На его палец опустилось какое-то насекомое. Он согнал его, а потом сказал:

— Видишь, крылатые твари жалят и нас. Мы очень уязвимы.

— Но вы же — Исчезнувшие! Этот город был покинут, и его опутали лианы прежде, чем мой народ. переселился сюда, а мы здесь уже шестьсот лет. И все же ты помнишь эти улицы и дома, помнишь, как жил тут прежде.

— Здесь правит время. Только за Вратами кончается его власть. Мои соплеменники долговечны, но конец ждет и их. Разве Бина не умерла? Она решила остаться во времени, и оно сжимало свои тиски все крепче и крепче.

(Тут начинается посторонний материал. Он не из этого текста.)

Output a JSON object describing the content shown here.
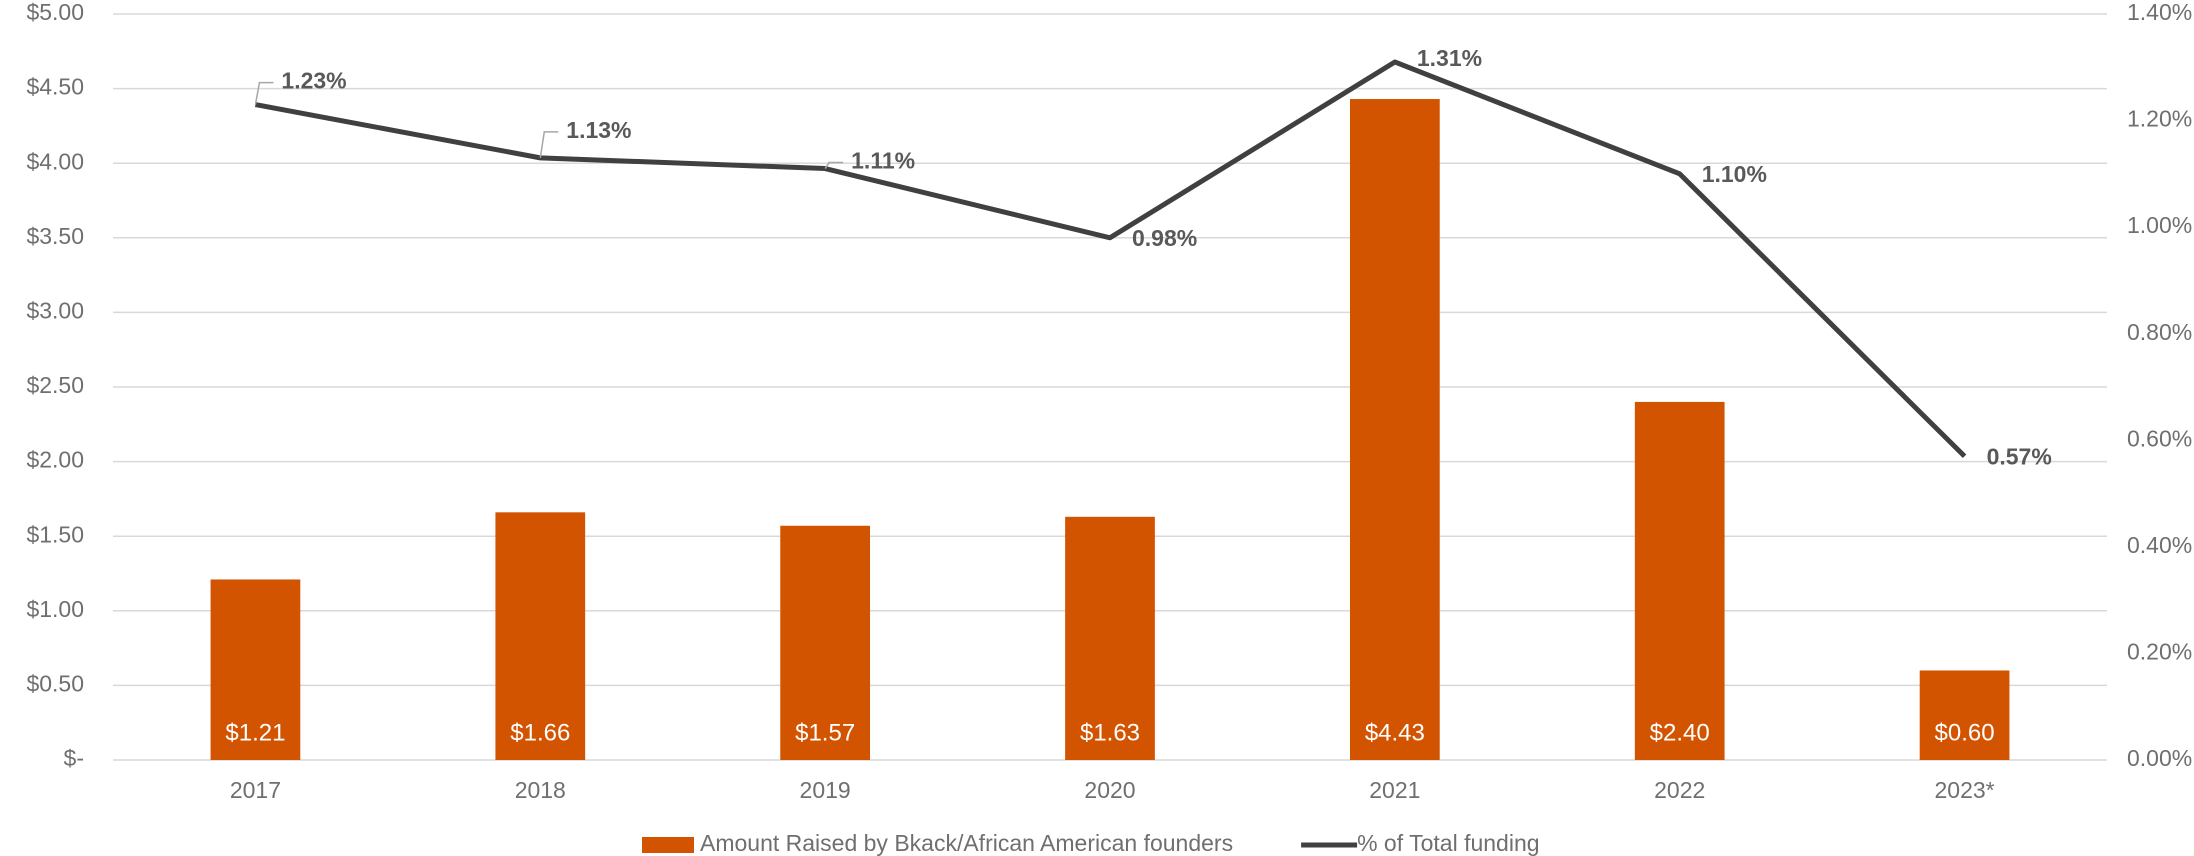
{
  "chart_data": {
    "type": "combo",
    "categories": [
      "2017",
      "2018",
      "2019",
      "2020",
      "2021",
      "2022",
      "2023*"
    ],
    "series": [
      {
        "name": "Amount Raised by Bkack/African American founders",
        "type": "bar",
        "color": "#d35400",
        "values": [
          1.21,
          1.66,
          1.57,
          1.63,
          4.43,
          2.4,
          0.6
        ],
        "value_labels": [
          "$1.21",
          "$1.66",
          "$1.57",
          "$1.63",
          "$4.43",
          "$2.40",
          "$0.60"
        ]
      },
      {
        "name": "% of Total funding",
        "type": "line",
        "color": "#404040",
        "axis": "y2",
        "values": [
          1.23,
          1.13,
          1.11,
          0.98,
          1.31,
          1.1,
          0.57
        ],
        "value_labels": [
          "1.23%",
          "1.13%",
          "1.11%",
          "0.98%",
          "1.31%",
          "1.10%",
          "0.57%"
        ]
      }
    ],
    "ylim": [
      0,
      5
    ],
    "yticks": [
      {
        "value": 0,
        "label": "$-"
      },
      {
        "value": 0.5,
        "label": "$0.50"
      },
      {
        "value": 1,
        "label": "$1.00"
      },
      {
        "value": 1.5,
        "label": "$1.50"
      },
      {
        "value": 2,
        "label": "$2.00"
      },
      {
        "value": 2.5,
        "label": "$2.50"
      },
      {
        "value": 3,
        "label": "$3.00"
      },
      {
        "value": 3.5,
        "label": "$3.50"
      },
      {
        "value": 4,
        "label": "$4.00"
      },
      {
        "value": 4.5,
        "label": "$4.50"
      },
      {
        "value": 5,
        "label": "$5.00"
      }
    ],
    "y2lim": [
      0,
      1.4
    ],
    "y2ticks": [
      {
        "value": 0,
        "label": "0.00%"
      },
      {
        "value": 0.2,
        "label": "0.20%"
      },
      {
        "value": 0.4,
        "label": "0.40%"
      },
      {
        "value": 0.6,
        "label": "0.60%"
      },
      {
        "value": 0.8,
        "label": "0.80%"
      },
      {
        "value": 1.0,
        "label": "1.00%"
      },
      {
        "value": 1.2,
        "label": "1.20%"
      },
      {
        "value": 1.4,
        "label": "1.40%"
      }
    ],
    "grid": true,
    "legend": "bottom"
  }
}
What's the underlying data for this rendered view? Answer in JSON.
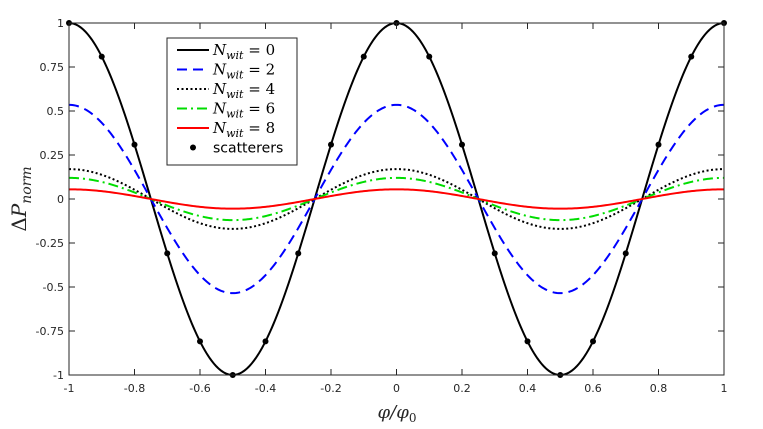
{
  "chart_data": {
    "type": "line",
    "title": "",
    "xlabel": "φ/φ0",
    "ylabel": "ΔPnorm",
    "xlim": [
      -1,
      1
    ],
    "ylim": [
      -1,
      1
    ],
    "grid": false,
    "legend_position": "top-left",
    "x_ticks": [
      -1,
      -0.8,
      -0.6,
      -0.4,
      -0.2,
      0,
      0.2,
      0.4,
      0.6,
      0.8,
      1
    ],
    "x_tick_labels": [
      "-1",
      "-0.8",
      "-0.6",
      "-0.4",
      "-0.2",
      "0",
      "0.2",
      "0.4",
      "0.6",
      "0.8",
      "1"
    ],
    "y_ticks": [
      -1,
      -0.75,
      -0.5,
      -0.25,
      0,
      0.25,
      0.5,
      0.75,
      1
    ],
    "y_tick_labels": [
      "-1",
      "-0.75",
      "-0.5",
      "-0.25",
      "0",
      "0.25",
      "0.5",
      "0.75",
      "1"
    ],
    "series": [
      {
        "name": "N_wit = 0",
        "label_sym": "N",
        "label_sub": "wit",
        "label_rest": " = 0",
        "function": "A*cos(2*pi*x)",
        "amplitude": 1.0,
        "color": "#000000",
        "style": "solid"
      },
      {
        "name": "N_wit = 2",
        "label_sym": "N",
        "label_sub": "wit",
        "label_rest": " = 2",
        "function": "A*cos(2*pi*x)",
        "amplitude": 0.535,
        "color": "#0000ff",
        "style": "dashed"
      },
      {
        "name": "N_wit = 4",
        "label_sym": "N",
        "label_sub": "wit",
        "label_rest": " = 4",
        "function": "A*cos(2*pi*x)",
        "amplitude": 0.17,
        "color": "#000000",
        "style": "dotted"
      },
      {
        "name": "N_wit = 6",
        "label_sym": "N",
        "label_sub": "wit",
        "label_rest": " = 6",
        "function": "A*cos(2*pi*x)",
        "amplitude": 0.12,
        "color": "#00dd00",
        "style": "dashdot"
      },
      {
        "name": "N_wit = 8",
        "label_sym": "N",
        "label_sub": "wit",
        "label_rest": " = 8",
        "function": "A*cos(2*pi*x)",
        "amplitude": 0.055,
        "color": "#ff0000",
        "style": "solid"
      }
    ],
    "scatter": {
      "name": "scatterers",
      "color": "#000000",
      "x": [
        -1,
        -0.9,
        -0.8,
        -0.7,
        -0.6,
        -0.5,
        -0.4,
        -0.3,
        -0.2,
        -0.1,
        0,
        0.1,
        0.2,
        0.3,
        0.4,
        0.5,
        0.6,
        0.7,
        0.8,
        0.9,
        1
      ],
      "y": [
        1,
        0.809,
        0.309,
        -0.309,
        -0.809,
        -1,
        -0.809,
        -0.309,
        0.309,
        0.809,
        1,
        0.809,
        0.309,
        -0.309,
        -0.809,
        -1,
        -0.809,
        -0.309,
        0.309,
        0.809,
        1
      ]
    }
  }
}
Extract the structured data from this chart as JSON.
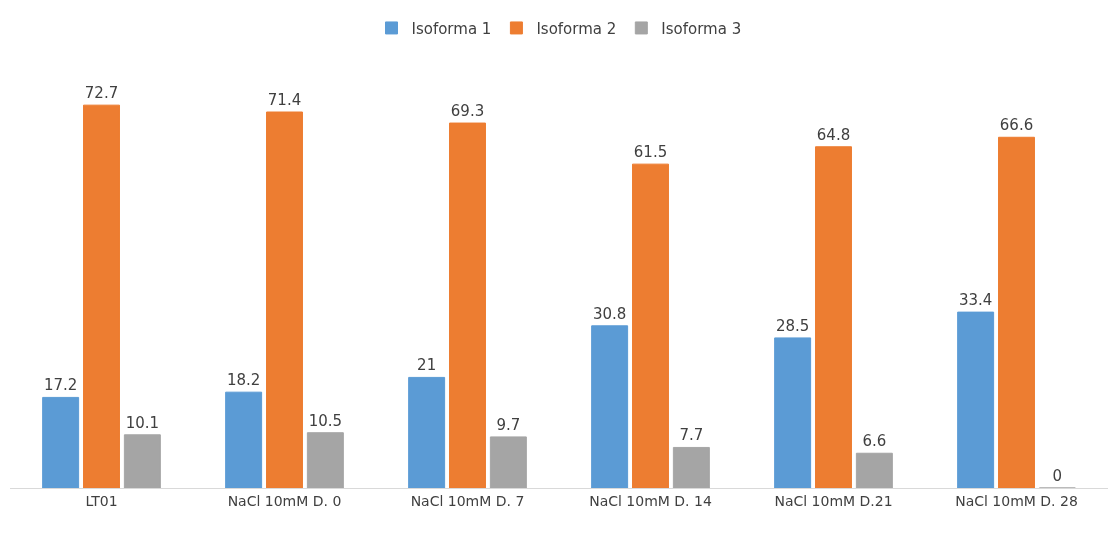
{
  "chart_data": {
    "type": "bar",
    "categories": [
      "LT01",
      "NaCl 10mM D. 0",
      "NaCl 10mM D. 7",
      "NaCl 10mM D. 14",
      "NaCl 10mM D.21",
      "NaCl 10mM D. 28"
    ],
    "series": [
      {
        "name": "Isoforma 1",
        "color": "#5b9bd5",
        "values": [
          17.2,
          18.2,
          21,
          30.8,
          28.5,
          33.4
        ]
      },
      {
        "name": "Isoforma 2",
        "color": "#ed7d31",
        "values": [
          72.7,
          71.4,
          69.3,
          61.5,
          64.8,
          66.6
        ]
      },
      {
        "name": "Isoforma 3",
        "color": "#a5a5a5",
        "values": [
          10.1,
          10.5,
          9.7,
          7.7,
          6.6,
          0
        ]
      }
    ],
    "data_labels": true,
    "legend": "top"
  }
}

Когда ты помогла нашим сущностям проникнуть за преграду и вновь обрести тела, мы попали во власть времени и смерти, вернулись в иную жизнь.

— Значит, мы отправляемся в горы, — объявила Кадия.

Да, сказители говорили, что Исчезнувшие бессмертны. Но Ламарил объяснил, что, вернувшись сразиться со злом, они вновь стали подвластны смерти и времени.

— Дорогу мы знаем, хоть нам и неизвестно, что ждет нас в ее конце. Кадия, расскажи мне о своем народе. Ты сказала, что выбрала трясины, как свою долю, после гибели колдуна Орогастуса. Но, сделав такой выбор, от какой жизни ты отказалась?

Да, она избрала иную жизнь — как Ламарил и его товарищи, когда они решили вернуться. Она подумала о Цитадели. Хотя некоторые воспоминания о ее жизни там были, точно яркие прекрасные цветы, многое ей хотелось забыть навсегда: страшные дни, когда Волтрик взял Цитадель и ее прежняя беззаботная и счастливая жизнь кончилась безвозвратно.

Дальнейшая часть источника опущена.